When using KeyMesh with SDKs (like OpenAI or Anthropic), **never** recreate the client on every request and **never** mutate `client.api_key` globally (causes race conditions). Use one of these three concurrency-safe patterns:

### Pattern 1: Request-Scoped Client Overrides (`with_options`)
*Recommended for modern OpenAI SDKs.* Generates a copy of the client configuration pointing to the new key, while sharing the underlying connection pool.
```python
# Async
scoped_client = client.with_options(api_key=key)
response = await scoped_client.chat.completions.create(...)

# Sync
scoped_client = client.with_options(api_key=key)
response = scoped_client.chat.completions.create(...)
```

### Pattern 2: Per-Request Custom Headers (`extra_headers`)
Injects the authorization key directly inside the request header without changing client-wide configurations.
```python
response = await client.chat.completions.create(
    model="gpt-4",
    messages=[{"role": "user", "content": "Query"}],
    extra_headers={"Authorization": f"Bearer {key}"}
)
```

### Pattern 3: Automated Lifecycle Context Managers (`key_lifecycle`)
Encapsulates acquiring, releasing, timing, and error state tracking into reusable Python context managers to prevent key leaks.
```python
@contextlib.asynccontextmanager
async def key_lifecycle(pool: KeyPool):
    key = await pool.acquire()
    start = time.monotonic()
    try:
        yield key
        await pool.release(key, latency=time.monotonic() - start)
    except Exception:
        await pool.mark_failed(key)
        raise
```

---

## 🛠️ Tooling & Command Cheat Sheet

We use **`uv`** as the default package and project manager.

- **Run Tests:**
  ```bash
  uv run pytest
  ```
- **Type Checking (Strict mypy):**
  ```bash
  uv run mypy .
  ```
- **Linting & Formatting:**
  ```bash
  uv run ruff check .
  ```
- **Local Environment Cache Setup:**
  ```bash
  export UV_CACHE_DIR=.uv-cache
  ```

---

## 💡 Developer / AI Guidelines

- **Clean Interface:** Keep the public interface of `KeyPool` and `SyncKeyPool` clean.

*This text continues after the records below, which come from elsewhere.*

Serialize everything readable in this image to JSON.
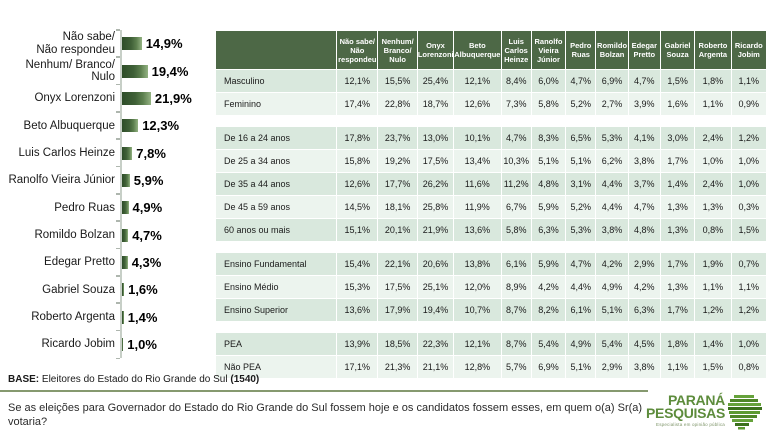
{
  "slide": {
    "base": {
      "label": "BASE:",
      "text": " Eleitores do Estado do Rio Grande do Sul ",
      "count": "(1540)"
    },
    "question": "Se as eleições para Governador do Estado do Rio Grande do Sul fossem hoje e os candidatos fossem esses, em quem o(a) Sr(a) votaria?",
    "logo": {
      "line1": "PARANÁ",
      "line2": "PESQUISAS",
      "tagline": "Especialista em opinião pública"
    }
  },
  "colors": {
    "header_green": "#4d6846",
    "row_dark": "#d9e8dd",
    "row_light": "#ecf4ee",
    "bar_dark_green": "#2d4d28",
    "bar_light_green": "#94b383",
    "logo_green": "#5d8c3c",
    "separator_green": "#86996f"
  },
  "chart_data": [
    {
      "type": "bar",
      "orientation": "horizontal",
      "unit": "%",
      "categories": [
        "Não sabe/\nNão respondeu",
        "Nenhum/ Branco/\nNulo",
        "Onyx Lorenzoni",
        "Beto Albuquerque",
        "Luis Carlos Heinze",
        "Ranolfo Vieira Júnior",
        "Pedro Ruas",
        "Romildo Bolzan",
        "Edegar Pretto",
        "Gabriel Souza",
        "Roberto Argenta",
        "Ricardo Jobim"
      ],
      "values": [
        14.9,
        19.4,
        21.9,
        12.3,
        7.8,
        5.9,
        4.9,
        4.7,
        4.3,
        1.6,
        1.4,
        1.0
      ],
      "value_labels": [
        "14,9%",
        "19,4%",
        "21,9%",
        "12,3%",
        "7,8%",
        "5,9%",
        "4,9%",
        "4,7%",
        "4,3%",
        "1,6%",
        "1,4%",
        "1,0%"
      ],
      "xlim": [
        0,
        25
      ],
      "title": "",
      "xlabel": "",
      "ylabel": ""
    },
    {
      "type": "table",
      "columns": [
        "Não sabe/\nNão\nrespondeu",
        "Nenhum/\nBranco/\nNulo",
        "Onyx\nLorenzoni",
        "Beto\nAlbuquerque",
        "Luis\nCarlos\nHeinze",
        "Ranolfo\nVieira\nJúnior",
        "Pedro\nRuas",
        "Romildo\nBolzan",
        "Edegar\nPretto",
        "Gabriel\nSouza",
        "Roberto\nArgenta",
        "Ricardo\nJobim"
      ],
      "row_groups": [
        {
          "name": "sexo",
          "rows": [
            {
              "label": "Masculino",
              "values": [
                "12,1%",
                "15,5%",
                "25,4%",
                "12,1%",
                "8,4%",
                "6,0%",
                "4,7%",
                "6,9%",
                "4,7%",
                "1,5%",
                "1,8%",
                "1,1%"
              ]
            },
            {
              "label": "Feminino",
              "values": [
                "17,4%",
                "22,8%",
                "18,7%",
                "12,6%",
                "7,3%",
                "5,8%",
                "5,2%",
                "2,7%",
                "3,9%",
                "1,6%",
                "1,1%",
                "0,9%"
              ]
            }
          ]
        },
        {
          "name": "faixa-etaria",
          "rows": [
            {
              "label": "De 16 a 24 anos",
              "values": [
                "17,8%",
                "23,7%",
                "13,0%",
                "10,1%",
                "4,7%",
                "8,3%",
                "6,5%",
                "5,3%",
                "4,1%",
                "3,0%",
                "2,4%",
                "1,2%"
              ]
            },
            {
              "label": "De 25 a 34 anos",
              "values": [
                "15,8%",
                "19,2%",
                "17,5%",
                "13,4%",
                "10,3%",
                "5,1%",
                "5,1%",
                "6,2%",
                "3,8%",
                "1,7%",
                "1,0%",
                "1,0%"
              ]
            },
            {
              "label": "De 35 a 44 anos",
              "values": [
                "12,6%",
                "17,7%",
                "26,2%",
                "11,6%",
                "11,2%",
                "4,8%",
                "3,1%",
                "4,4%",
                "3,7%",
                "1,4%",
                "2,4%",
                "1,0%"
              ]
            },
            {
              "label": "De 45 a 59 anos",
              "values": [
                "14,5%",
                "18,1%",
                "25,8%",
                "11,9%",
                "6,7%",
                "5,9%",
                "5,2%",
                "4,4%",
                "4,7%",
                "1,3%",
                "1,3%",
                "0,3%"
              ]
            },
            {
              "label": "60 anos ou mais",
              "values": [
                "15,1%",
                "20,1%",
                "21,9%",
                "13,6%",
                "5,8%",
                "6,3%",
                "5,3%",
                "3,8%",
                "4,8%",
                "1,3%",
                "0,8%",
                "1,5%"
              ]
            }
          ]
        },
        {
          "name": "escolaridade",
          "rows": [
            {
              "label": "Ensino Fundamental",
              "values": [
                "15,4%",
                "22,1%",
                "20,6%",
                "13,8%",
                "6,1%",
                "5,9%",
                "4,7%",
                "4,2%",
                "2,9%",
                "1,7%",
                "1,9%",
                "0,7%"
              ]
            },
            {
              "label": "Ensino Médio",
              "values": [
                "15,3%",
                "17,5%",
                "25,1%",
                "12,0%",
                "8,9%",
                "4,2%",
                "4,4%",
                "4,9%",
                "4,2%",
                "1,3%",
                "1,1%",
                "1,1%"
              ]
            },
            {
              "label": "Ensino Superior",
              "values": [
                "13,6%",
                "17,9%",
                "19,4%",
                "10,7%",
                "8,7%",
                "8,2%",
                "6,1%",
                "5,1%",
                "6,3%",
                "1,7%",
                "1,2%",
                "1,2%"
              ]
            }
          ]
        },
        {
          "name": "pea",
          "rows": [
            {
              "label": "PEA",
              "values": [
                "13,9%",
                "18,5%",
                "22,3%",
                "12,1%",
                "8,7%",
                "5,4%",
                "4,9%",
                "5,4%",
                "4,5%",
                "1,8%",
                "1,4%",
                "1,0%"
              ]
            },
            {
              "label": "Não PEA",
              "values": [
                "17,1%",
                "21,3%",
                "21,1%",
                "12,8%",
                "5,7%",
                "6,9%",
                "5,1%",
                "2,9%",
                "3,8%",
                "1,1%",
                "1,5%",
                "0,8%"
              ]
            }
          ]
        }
      ]
    }
  ]
}
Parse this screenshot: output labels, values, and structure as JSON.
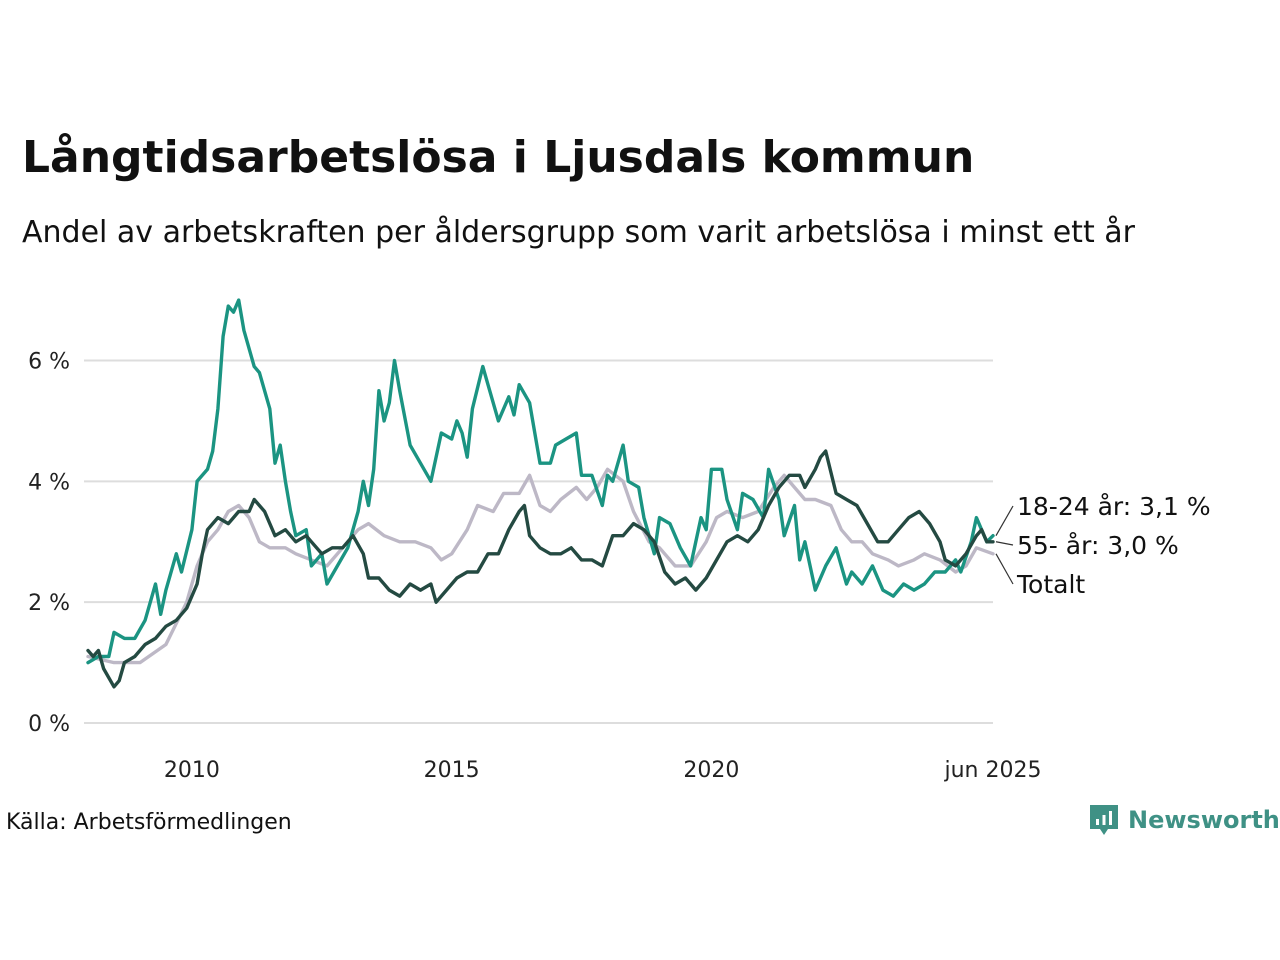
{
  "title": "Långtidsarbetslösa i Ljusdals kommun",
  "subtitle": "Andel av arbetskraften per åldersgrupp som varit arbetslösa i minst ett år",
  "source": "Källa: Arbetsförmedlingen",
  "brand": {
    "name": "Newsworthy",
    "color": "#3f9185",
    "icon": "bar-chart-pin-icon"
  },
  "colors": {
    "youth": "#1b9482",
    "older": "#244a42",
    "total": "#bdb8c6",
    "grid": "#dddddd"
  },
  "chart_data": {
    "type": "line",
    "x_unit": "year",
    "xlim": [
      2008.0,
      2025.42
    ],
    "ylim": [
      0,
      7.2
    ],
    "y_ticks": [
      {
        "value": 0,
        "label": "0 %"
      },
      {
        "value": 2,
        "label": "2 %"
      },
      {
        "value": 4,
        "label": "4 %"
      },
      {
        "value": 6,
        "label": "6 %"
      }
    ],
    "x_ticks": [
      {
        "value": 2010,
        "label": "2010"
      },
      {
        "value": 2015,
        "label": "2015"
      },
      {
        "value": 2020,
        "label": "2020"
      },
      {
        "value": 2025.42,
        "label": "jun 2025"
      }
    ],
    "grid": true,
    "end_labels": [
      {
        "text": "18-24 år: 3,1 %",
        "series": "youth"
      },
      {
        "text": "55- år: 3,0 %",
        "series": "older"
      },
      {
        "text": "Totalt",
        "series": "total"
      }
    ],
    "series": [
      {
        "key": "total",
        "points": [
          [
            2008.0,
            1.1
          ],
          [
            2008.5,
            1.0
          ],
          [
            2009.0,
            1.0
          ],
          [
            2009.5,
            1.3
          ],
          [
            2009.9,
            2.0
          ],
          [
            2010.1,
            2.6
          ],
          [
            2010.3,
            3.0
          ],
          [
            2010.5,
            3.2
          ],
          [
            2010.7,
            3.5
          ],
          [
            2010.9,
            3.6
          ],
          [
            2011.1,
            3.4
          ],
          [
            2011.3,
            3.0
          ],
          [
            2011.5,
            2.9
          ],
          [
            2011.8,
            2.9
          ],
          [
            2012.0,
            2.8
          ],
          [
            2012.3,
            2.7
          ],
          [
            2012.6,
            2.6
          ],
          [
            2012.9,
            2.9
          ],
          [
            2013.2,
            3.2
          ],
          [
            2013.4,
            3.3
          ],
          [
            2013.7,
            3.1
          ],
          [
            2014.0,
            3.0
          ],
          [
            2014.3,
            3.0
          ],
          [
            2014.6,
            2.9
          ],
          [
            2014.8,
            2.7
          ],
          [
            2015.0,
            2.8
          ],
          [
            2015.3,
            3.2
          ],
          [
            2015.5,
            3.6
          ],
          [
            2015.8,
            3.5
          ],
          [
            2016.0,
            3.8
          ],
          [
            2016.3,
            3.8
          ],
          [
            2016.5,
            4.1
          ],
          [
            2016.7,
            3.6
          ],
          [
            2016.9,
            3.5
          ],
          [
            2017.1,
            3.7
          ],
          [
            2017.4,
            3.9
          ],
          [
            2017.6,
            3.7
          ],
          [
            2017.8,
            3.9
          ],
          [
            2018.0,
            4.2
          ],
          [
            2018.3,
            4.0
          ],
          [
            2018.5,
            3.5
          ],
          [
            2018.8,
            3.0
          ],
          [
            2019.0,
            2.9
          ],
          [
            2019.3,
            2.6
          ],
          [
            2019.6,
            2.6
          ],
          [
            2019.9,
            3.0
          ],
          [
            2020.1,
            3.4
          ],
          [
            2020.3,
            3.5
          ],
          [
            2020.6,
            3.4
          ],
          [
            2020.9,
            3.5
          ],
          [
            2021.2,
            3.9
          ],
          [
            2021.4,
            4.1
          ],
          [
            2021.6,
            3.9
          ],
          [
            2021.8,
            3.7
          ],
          [
            2022.0,
            3.7
          ],
          [
            2022.3,
            3.6
          ],
          [
            2022.5,
            3.2
          ],
          [
            2022.7,
            3.0
          ],
          [
            2022.9,
            3.0
          ],
          [
            2023.1,
            2.8
          ],
          [
            2023.4,
            2.7
          ],
          [
            2023.6,
            2.6
          ],
          [
            2023.9,
            2.7
          ],
          [
            2024.1,
            2.8
          ],
          [
            2024.4,
            2.7
          ],
          [
            2024.7,
            2.5
          ],
          [
            2024.9,
            2.6
          ],
          [
            2025.1,
            2.9
          ],
          [
            2025.42,
            2.8
          ]
        ]
      },
      {
        "key": "youth",
        "points": [
          [
            2008.0,
            1.0
          ],
          [
            2008.2,
            1.1
          ],
          [
            2008.4,
            1.1
          ],
          [
            2008.5,
            1.5
          ],
          [
            2008.7,
            1.4
          ],
          [
            2008.9,
            1.4
          ],
          [
            2009.1,
            1.7
          ],
          [
            2009.3,
            2.3
          ],
          [
            2009.4,
            1.8
          ],
          [
            2009.5,
            2.2
          ],
          [
            2009.7,
            2.8
          ],
          [
            2009.8,
            2.5
          ],
          [
            2010.0,
            3.2
          ],
          [
            2010.1,
            4.0
          ],
          [
            2010.3,
            4.2
          ],
          [
            2010.4,
            4.5
          ],
          [
            2010.5,
            5.2
          ],
          [
            2010.6,
            6.4
          ],
          [
            2010.7,
            6.9
          ],
          [
            2010.8,
            6.8
          ],
          [
            2010.9,
            7.0
          ],
          [
            2011.0,
            6.5
          ],
          [
            2011.2,
            5.9
          ],
          [
            2011.3,
            5.8
          ],
          [
            2011.5,
            5.2
          ],
          [
            2011.6,
            4.3
          ],
          [
            2011.7,
            4.6
          ],
          [
            2011.8,
            4.0
          ],
          [
            2011.9,
            3.5
          ],
          [
            2012.0,
            3.1
          ],
          [
            2012.2,
            3.2
          ],
          [
            2012.3,
            2.6
          ],
          [
            2012.5,
            2.8
          ],
          [
            2012.6,
            2.3
          ],
          [
            2012.8,
            2.6
          ],
          [
            2013.0,
            2.9
          ],
          [
            2013.2,
            3.5
          ],
          [
            2013.3,
            4.0
          ],
          [
            2013.4,
            3.6
          ],
          [
            2013.5,
            4.2
          ],
          [
            2013.6,
            5.5
          ],
          [
            2013.7,
            5.0
          ],
          [
            2013.8,
            5.3
          ],
          [
            2013.9,
            6.0
          ],
          [
            2014.0,
            5.5
          ],
          [
            2014.2,
            4.6
          ],
          [
            2014.4,
            4.3
          ],
          [
            2014.6,
            4.0
          ],
          [
            2014.8,
            4.8
          ],
          [
            2015.0,
            4.7
          ],
          [
            2015.1,
            5.0
          ],
          [
            2015.2,
            4.8
          ],
          [
            2015.3,
            4.4
          ],
          [
            2015.4,
            5.2
          ],
          [
            2015.6,
            5.9
          ],
          [
            2015.7,
            5.6
          ],
          [
            2015.9,
            5.0
          ],
          [
            2016.1,
            5.4
          ],
          [
            2016.2,
            5.1
          ],
          [
            2016.3,
            5.6
          ],
          [
            2016.5,
            5.3
          ],
          [
            2016.7,
            4.3
          ],
          [
            2016.9,
            4.3
          ],
          [
            2017.0,
            4.6
          ],
          [
            2017.2,
            4.7
          ],
          [
            2017.4,
            4.8
          ],
          [
            2017.5,
            4.1
          ],
          [
            2017.7,
            4.1
          ],
          [
            2017.9,
            3.6
          ],
          [
            2018.0,
            4.1
          ],
          [
            2018.1,
            4.0
          ],
          [
            2018.3,
            4.6
          ],
          [
            2018.4,
            4.0
          ],
          [
            2018.6,
            3.9
          ],
          [
            2018.7,
            3.4
          ],
          [
            2018.9,
            2.8
          ],
          [
            2019.0,
            3.4
          ],
          [
            2019.2,
            3.3
          ],
          [
            2019.4,
            2.9
          ],
          [
            2019.6,
            2.6
          ],
          [
            2019.8,
            3.4
          ],
          [
            2019.9,
            3.2
          ],
          [
            2020.0,
            4.2
          ],
          [
            2020.2,
            4.2
          ],
          [
            2020.3,
            3.7
          ],
          [
            2020.5,
            3.2
          ],
          [
            2020.6,
            3.8
          ],
          [
            2020.8,
            3.7
          ],
          [
            2021.0,
            3.4
          ],
          [
            2021.1,
            4.2
          ],
          [
            2021.3,
            3.7
          ],
          [
            2021.4,
            3.1
          ],
          [
            2021.6,
            3.6
          ],
          [
            2021.7,
            2.7
          ],
          [
            2021.8,
            3.0
          ],
          [
            2022.0,
            2.2
          ],
          [
            2022.2,
            2.6
          ],
          [
            2022.4,
            2.9
          ],
          [
            2022.6,
            2.3
          ],
          [
            2022.7,
            2.5
          ],
          [
            2022.9,
            2.3
          ],
          [
            2023.1,
            2.6
          ],
          [
            2023.3,
            2.2
          ],
          [
            2023.5,
            2.1
          ],
          [
            2023.7,
            2.3
          ],
          [
            2023.9,
            2.2
          ],
          [
            2024.1,
            2.3
          ],
          [
            2024.3,
            2.5
          ],
          [
            2024.5,
            2.5
          ],
          [
            2024.7,
            2.7
          ],
          [
            2024.8,
            2.5
          ],
          [
            2025.0,
            3.0
          ],
          [
            2025.1,
            3.4
          ],
          [
            2025.3,
            3.0
          ],
          [
            2025.42,
            3.1
          ]
        ]
      },
      {
        "key": "older",
        "points": [
          [
            2008.0,
            1.2
          ],
          [
            2008.1,
            1.1
          ],
          [
            2008.2,
            1.2
          ],
          [
            2008.3,
            0.9
          ],
          [
            2008.5,
            0.6
          ],
          [
            2008.6,
            0.7
          ],
          [
            2008.7,
            1.0
          ],
          [
            2008.9,
            1.1
          ],
          [
            2009.1,
            1.3
          ],
          [
            2009.3,
            1.4
          ],
          [
            2009.5,
            1.6
          ],
          [
            2009.7,
            1.7
          ],
          [
            2009.9,
            1.9
          ],
          [
            2010.1,
            2.3
          ],
          [
            2010.2,
            2.8
          ],
          [
            2010.3,
            3.2
          ],
          [
            2010.5,
            3.4
          ],
          [
            2010.7,
            3.3
          ],
          [
            2010.8,
            3.4
          ],
          [
            2010.9,
            3.5
          ],
          [
            2011.1,
            3.5
          ],
          [
            2011.2,
            3.7
          ],
          [
            2011.4,
            3.5
          ],
          [
            2011.6,
            3.1
          ],
          [
            2011.8,
            3.2
          ],
          [
            2012.0,
            3.0
          ],
          [
            2012.2,
            3.1
          ],
          [
            2012.3,
            3.0
          ],
          [
            2012.5,
            2.8
          ],
          [
            2012.7,
            2.9
          ],
          [
            2012.9,
            2.9
          ],
          [
            2013.1,
            3.1
          ],
          [
            2013.3,
            2.8
          ],
          [
            2013.4,
            2.4
          ],
          [
            2013.6,
            2.4
          ],
          [
            2013.8,
            2.2
          ],
          [
            2014.0,
            2.1
          ],
          [
            2014.2,
            2.3
          ],
          [
            2014.4,
            2.2
          ],
          [
            2014.6,
            2.3
          ],
          [
            2014.7,
            2.0
          ],
          [
            2014.9,
            2.2
          ],
          [
            2015.1,
            2.4
          ],
          [
            2015.3,
            2.5
          ],
          [
            2015.5,
            2.5
          ],
          [
            2015.7,
            2.8
          ],
          [
            2015.9,
            2.8
          ],
          [
            2016.1,
            3.2
          ],
          [
            2016.3,
            3.5
          ],
          [
            2016.4,
            3.6
          ],
          [
            2016.5,
            3.1
          ],
          [
            2016.7,
            2.9
          ],
          [
            2016.9,
            2.8
          ],
          [
            2017.1,
            2.8
          ],
          [
            2017.3,
            2.9
          ],
          [
            2017.5,
            2.7
          ],
          [
            2017.7,
            2.7
          ],
          [
            2017.9,
            2.6
          ],
          [
            2018.1,
            3.1
          ],
          [
            2018.3,
            3.1
          ],
          [
            2018.5,
            3.3
          ],
          [
            2018.7,
            3.2
          ],
          [
            2018.9,
            3.0
          ],
          [
            2019.1,
            2.5
          ],
          [
            2019.3,
            2.3
          ],
          [
            2019.5,
            2.4
          ],
          [
            2019.7,
            2.2
          ],
          [
            2019.9,
            2.4
          ],
          [
            2020.1,
            2.7
          ],
          [
            2020.3,
            3.0
          ],
          [
            2020.5,
            3.1
          ],
          [
            2020.7,
            3.0
          ],
          [
            2020.9,
            3.2
          ],
          [
            2021.1,
            3.6
          ],
          [
            2021.3,
            3.9
          ],
          [
            2021.5,
            4.1
          ],
          [
            2021.7,
            4.1
          ],
          [
            2021.8,
            3.9
          ],
          [
            2022.0,
            4.2
          ],
          [
            2022.1,
            4.4
          ],
          [
            2022.2,
            4.5
          ],
          [
            2022.4,
            3.8
          ],
          [
            2022.6,
            3.7
          ],
          [
            2022.8,
            3.6
          ],
          [
            2023.0,
            3.3
          ],
          [
            2023.2,
            3.0
          ],
          [
            2023.4,
            3.0
          ],
          [
            2023.6,
            3.2
          ],
          [
            2023.8,
            3.4
          ],
          [
            2024.0,
            3.5
          ],
          [
            2024.2,
            3.3
          ],
          [
            2024.4,
            3.0
          ],
          [
            2024.5,
            2.7
          ],
          [
            2024.7,
            2.6
          ],
          [
            2024.9,
            2.8
          ],
          [
            2025.1,
            3.1
          ],
          [
            2025.2,
            3.2
          ],
          [
            2025.3,
            3.0
          ],
          [
            2025.42,
            3.0
          ]
        ]
      }
    ]
  }
}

Only expose `acquire`, `release`, `mark_failed`, and `mark_rate_limited`. Do not introduce framework-specific transport wrappers.
- **Strict Typing:** Every function parameter, return value, and class field must be fully typed. Use strict `mypy` style annotations.
- **Error Propagation:** Do not let internal exceptions leak directly without being wrapped in subclasses of `KeyMeshError`.
- **Zero Heavy Dependencies:** KeyMesh must remain lightweight. Do not import heavy frameworks (like FastAPI, Flask, or HTTP gateways).